= Roscoe Nicholson =

American conservationist (1887–1959)

Roscoe Conklin Nicholson (January 22, 1887 - October 22, 1959) was a surveyor and early advocate of conservation, who played an important role in preserving forest land in the U.S. state of Georgia in the early 20th century.

Born and raised in Pine Mountain, an unincorporated community at the eastern edge of Rabun County, Georgia he was the first forest ranger in Georgia. Before becoming Georgia's first forest ranger in 1912, he worked as a surveyor for the federal government.

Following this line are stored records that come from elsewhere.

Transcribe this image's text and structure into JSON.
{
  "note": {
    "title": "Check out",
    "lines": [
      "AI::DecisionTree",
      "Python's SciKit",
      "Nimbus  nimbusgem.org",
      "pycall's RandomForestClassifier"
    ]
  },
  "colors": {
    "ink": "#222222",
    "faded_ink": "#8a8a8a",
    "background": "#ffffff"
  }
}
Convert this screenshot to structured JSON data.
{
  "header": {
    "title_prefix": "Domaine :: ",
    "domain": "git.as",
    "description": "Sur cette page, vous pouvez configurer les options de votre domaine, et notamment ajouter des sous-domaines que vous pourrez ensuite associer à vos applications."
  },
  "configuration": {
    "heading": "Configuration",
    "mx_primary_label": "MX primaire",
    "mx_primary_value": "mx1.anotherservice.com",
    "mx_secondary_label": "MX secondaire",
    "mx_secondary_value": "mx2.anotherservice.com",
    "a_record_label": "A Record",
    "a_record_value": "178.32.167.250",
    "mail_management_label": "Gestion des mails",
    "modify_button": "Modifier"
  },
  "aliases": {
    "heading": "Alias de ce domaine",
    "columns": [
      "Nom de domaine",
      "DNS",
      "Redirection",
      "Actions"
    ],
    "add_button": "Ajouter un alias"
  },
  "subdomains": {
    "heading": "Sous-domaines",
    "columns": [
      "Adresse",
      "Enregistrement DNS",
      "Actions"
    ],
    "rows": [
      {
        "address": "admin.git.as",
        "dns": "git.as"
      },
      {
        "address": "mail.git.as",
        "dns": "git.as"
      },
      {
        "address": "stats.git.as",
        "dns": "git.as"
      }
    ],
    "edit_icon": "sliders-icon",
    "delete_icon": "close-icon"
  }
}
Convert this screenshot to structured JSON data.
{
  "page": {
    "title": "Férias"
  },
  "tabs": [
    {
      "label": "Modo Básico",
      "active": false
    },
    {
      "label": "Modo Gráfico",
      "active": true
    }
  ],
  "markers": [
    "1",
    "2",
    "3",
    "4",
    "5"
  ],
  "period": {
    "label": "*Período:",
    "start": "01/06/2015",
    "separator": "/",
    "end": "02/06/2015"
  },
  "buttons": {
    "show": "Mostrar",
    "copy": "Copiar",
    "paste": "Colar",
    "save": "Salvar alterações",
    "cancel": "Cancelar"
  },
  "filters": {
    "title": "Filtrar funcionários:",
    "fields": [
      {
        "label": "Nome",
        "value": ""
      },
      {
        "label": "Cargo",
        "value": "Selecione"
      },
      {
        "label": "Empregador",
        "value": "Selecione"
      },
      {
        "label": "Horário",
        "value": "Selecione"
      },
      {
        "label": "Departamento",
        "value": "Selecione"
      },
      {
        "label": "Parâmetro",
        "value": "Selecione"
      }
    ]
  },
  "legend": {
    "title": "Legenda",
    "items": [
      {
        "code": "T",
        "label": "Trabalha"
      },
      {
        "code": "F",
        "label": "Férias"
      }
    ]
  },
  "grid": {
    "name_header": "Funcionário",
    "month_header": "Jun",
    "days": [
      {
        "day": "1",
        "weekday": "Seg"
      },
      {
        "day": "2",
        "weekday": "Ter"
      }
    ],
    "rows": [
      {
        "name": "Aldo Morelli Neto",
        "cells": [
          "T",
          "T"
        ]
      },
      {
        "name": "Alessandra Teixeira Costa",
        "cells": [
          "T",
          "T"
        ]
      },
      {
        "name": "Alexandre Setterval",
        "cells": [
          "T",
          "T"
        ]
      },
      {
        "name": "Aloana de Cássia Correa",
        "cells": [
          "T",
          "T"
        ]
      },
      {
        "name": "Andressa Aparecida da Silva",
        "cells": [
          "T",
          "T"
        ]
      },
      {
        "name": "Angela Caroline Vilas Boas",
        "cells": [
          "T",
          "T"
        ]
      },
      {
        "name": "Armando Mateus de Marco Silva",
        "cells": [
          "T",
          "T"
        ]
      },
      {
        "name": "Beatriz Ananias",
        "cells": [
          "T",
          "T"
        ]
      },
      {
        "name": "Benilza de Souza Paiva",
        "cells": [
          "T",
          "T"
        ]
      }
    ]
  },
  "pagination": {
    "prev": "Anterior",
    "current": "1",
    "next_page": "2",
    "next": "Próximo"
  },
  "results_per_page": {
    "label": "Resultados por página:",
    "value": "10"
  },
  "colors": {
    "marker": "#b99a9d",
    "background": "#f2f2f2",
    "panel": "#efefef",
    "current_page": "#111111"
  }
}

Nicholson advised the United States Forest Service in its initial and subsequent land purchases in what is now the Chattooga River Ranger District of the Chattahoochee National Forest. He and Arthur Woody are considered to be the two most important early figures in the history of the Chattahoochee National Forest. In addition to being instrumental in the early land purchases, Ranger "Nick", as he was called, worked to prevent forest fires by purchasing bloodhounds to track arsonists and building the first fire tower in the area on Rabun Bald (second-highest peak in Georgia). He also played an important role in establishing telecommunications in the region, being responsible for having telephone lines run from Clayton, Georgia to Pine Mountain.

Ranger "Nick" retired in 1952. In 1960, the Coleman River Scenic Area near Clayton, Georgia was dedicated to Ranger "Nick" following his 40 years of public service in honor of his promotion of conservation ideals and other work.